When the fire had died down (the damage was minor), Scott and Zelda, making a joke of the situation, came out of the house and settled into two chairs in the midst of their rescued possessions. A photographer for the Baltimore News-Post took their picture. For the ages, I am standing in the background.
The demolition
In 1962 La Paix was torn down to clear the land for St. Joseph Hospital. I went to watch the demolition, the first time I had been on this site since the fire, 29 years earlier. Aroused by the memory of that unforgettable day, I persuaded my bosses at WJZ-TV, for whom I was editorial director, to produce a documentary on Fitzgerald. Andrew Turnbull, who had known Fitzgerald as a childhood neighbor and friend, had just written his biography (the third of many). I set to work on the documentary, loosely based on Turnbull's matrix.
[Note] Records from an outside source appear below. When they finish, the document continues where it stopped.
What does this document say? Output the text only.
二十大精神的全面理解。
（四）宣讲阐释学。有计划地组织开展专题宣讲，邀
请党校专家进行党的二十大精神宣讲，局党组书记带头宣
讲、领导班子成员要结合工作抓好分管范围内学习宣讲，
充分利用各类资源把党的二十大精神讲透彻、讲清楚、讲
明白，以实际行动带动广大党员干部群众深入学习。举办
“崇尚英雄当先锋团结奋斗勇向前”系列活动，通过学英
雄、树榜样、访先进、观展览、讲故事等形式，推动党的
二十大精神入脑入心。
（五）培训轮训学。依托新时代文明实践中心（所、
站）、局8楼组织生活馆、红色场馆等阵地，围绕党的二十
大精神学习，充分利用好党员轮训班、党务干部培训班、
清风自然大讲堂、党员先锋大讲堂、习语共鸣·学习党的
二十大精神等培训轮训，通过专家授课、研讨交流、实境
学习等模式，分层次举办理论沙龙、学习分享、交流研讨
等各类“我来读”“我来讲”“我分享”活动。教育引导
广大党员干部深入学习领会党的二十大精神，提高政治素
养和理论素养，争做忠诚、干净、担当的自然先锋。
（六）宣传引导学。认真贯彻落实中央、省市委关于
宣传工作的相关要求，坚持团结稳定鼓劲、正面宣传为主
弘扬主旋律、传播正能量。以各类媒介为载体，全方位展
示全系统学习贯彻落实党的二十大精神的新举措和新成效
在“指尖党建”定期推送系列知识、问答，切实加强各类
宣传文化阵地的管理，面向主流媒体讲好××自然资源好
For the next few months I buried myself in Fitzgerald research, with full cooperation of his daughter, Scottie (the little girl with whom I watched the fire), who turned over all her scrapbooks and memorabilia, and agreed to appear in the film. As any biographer knows, one becomes obsessed with the subject and even begins to identify with him. At the end of a long session of research, I had become Fitzgerald. That magic and tragic life is permanently burned into my memory.
The documentary, produced and directed by my colleague, the late John Q. Quigley, was broadcast in 1963 and was well received locally. Quigley had included interviews with four intimates who profoundly influenced Fitzgerald's life, But because of a copyright problem with the background music, the program was never shown again. I kept the only print of it for 33 years, until, last year, Joan Hellman, a professor of English at Catonsville Community College, learned of its existence and had it transferred to videotape.
This opened the floodgates. Fitzgerald buffs are zealots, and apparently nothing like this documentary has ever been produced. The interviews with Fitzgerald associates long dead (including Scottie) have made it a diamond in the Fitzgerald archives, coveted wherever his memory is treasured. Hence that fire at La Paix, smoldering in my memory for six decades, has flared up and enveloped me on this Fitzgerald centennial.
Gwinn Owens is a retired Evening Sun editorial writer.